The Natural Eye 2020

The 57th annual exhibition of the Society of Wildlife Artists is going ahead this year. The Mall Galleries have worked hard to enable visitors to enjoy the exhibition whilst ensuring that social distancing is in place.

Secret Squirrel

I have managed to make seven works for the exhibition this year. Secret Squirrel was inspired by seeing grey squirrels visiting a walnut tree in my garden. The drill bits worked perfectly as a tail.

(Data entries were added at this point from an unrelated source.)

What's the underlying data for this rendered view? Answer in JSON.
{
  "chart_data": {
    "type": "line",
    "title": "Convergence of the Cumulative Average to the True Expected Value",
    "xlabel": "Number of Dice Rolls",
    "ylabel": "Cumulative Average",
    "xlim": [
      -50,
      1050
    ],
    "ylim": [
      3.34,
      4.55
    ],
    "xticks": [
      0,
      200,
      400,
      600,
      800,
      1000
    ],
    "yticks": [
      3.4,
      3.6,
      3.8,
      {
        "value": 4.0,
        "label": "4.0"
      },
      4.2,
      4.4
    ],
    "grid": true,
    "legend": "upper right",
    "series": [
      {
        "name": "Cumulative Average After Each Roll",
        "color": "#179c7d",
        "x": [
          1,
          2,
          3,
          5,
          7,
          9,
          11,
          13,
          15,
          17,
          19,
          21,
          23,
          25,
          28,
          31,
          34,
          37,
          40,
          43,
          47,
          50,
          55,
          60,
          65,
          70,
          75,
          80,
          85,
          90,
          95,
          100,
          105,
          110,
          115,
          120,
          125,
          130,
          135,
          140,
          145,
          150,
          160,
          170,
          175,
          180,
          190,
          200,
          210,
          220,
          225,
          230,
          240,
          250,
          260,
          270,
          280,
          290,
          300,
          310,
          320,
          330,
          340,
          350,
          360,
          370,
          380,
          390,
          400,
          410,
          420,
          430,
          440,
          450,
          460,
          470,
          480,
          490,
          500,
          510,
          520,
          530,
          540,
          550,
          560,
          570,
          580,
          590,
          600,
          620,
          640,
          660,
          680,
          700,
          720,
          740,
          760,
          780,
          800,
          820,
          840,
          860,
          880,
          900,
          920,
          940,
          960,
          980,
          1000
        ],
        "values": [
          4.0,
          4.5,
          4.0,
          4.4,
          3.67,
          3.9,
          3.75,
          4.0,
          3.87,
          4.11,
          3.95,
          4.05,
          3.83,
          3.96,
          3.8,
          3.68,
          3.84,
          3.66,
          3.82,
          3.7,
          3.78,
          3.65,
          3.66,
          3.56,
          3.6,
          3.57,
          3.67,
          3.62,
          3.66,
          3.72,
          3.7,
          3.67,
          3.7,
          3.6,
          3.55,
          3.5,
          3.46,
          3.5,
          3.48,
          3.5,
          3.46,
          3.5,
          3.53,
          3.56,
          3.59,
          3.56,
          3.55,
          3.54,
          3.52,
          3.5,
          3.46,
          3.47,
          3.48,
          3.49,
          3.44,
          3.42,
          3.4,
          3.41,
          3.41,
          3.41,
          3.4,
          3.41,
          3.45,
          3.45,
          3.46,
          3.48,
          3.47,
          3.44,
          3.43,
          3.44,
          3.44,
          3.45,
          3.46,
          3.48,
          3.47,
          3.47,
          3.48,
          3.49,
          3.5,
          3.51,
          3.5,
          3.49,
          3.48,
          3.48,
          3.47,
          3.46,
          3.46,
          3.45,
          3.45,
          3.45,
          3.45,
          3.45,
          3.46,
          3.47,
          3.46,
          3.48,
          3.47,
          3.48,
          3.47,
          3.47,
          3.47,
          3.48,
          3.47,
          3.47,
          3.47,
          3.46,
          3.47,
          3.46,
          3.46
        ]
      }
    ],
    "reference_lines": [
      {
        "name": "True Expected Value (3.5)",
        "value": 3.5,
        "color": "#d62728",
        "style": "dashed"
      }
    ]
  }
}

I have created three different birds for the show: Scissor Winged Tern is made using sickles, scissors and lots of chromed and light coloured items to reference the plumage shape and colour.

Scissor Winged Tern

Twice Shy is a pretty much life sized bittern sculpture. Bitterns often adopt this strange pose when disturbed as if trying to blend into the reeds so the title works very well. The old dog lead chains hang really well on this piece but it took quite a lot of tinkering to get them right.

Twice Shy

The third sculpture of a bird that I have created for the exhibition is of this resting Shag. These almost prehistoric looking birds nest on craggy shorelines and are often seen resting with outstretched wings. Thought to be drying their wings some scientists think it may be more to do with aiding digestion. Either way I think it makes a lovely shape. I needed to find a suitable base for the piece and was pleased to unearth a toolbox that obviously used to belong to someone called Ron, hence the title.

Shag on Ron’s Toolbox

I always enjoy watching hares in the fields around my home in rural Norfolk. This year I have made a pair boxing (Lockdown Hares) and a study of one sitting hunkered down in a furrow (Red Hoe Hare).

Spanner Frog incorporates all kinds of old tools including ring spanners for the eyes and an old bottle opener in the back. It’s quite tricky capturing the way that the frog folds its back legs when at rest, especially when using old tools!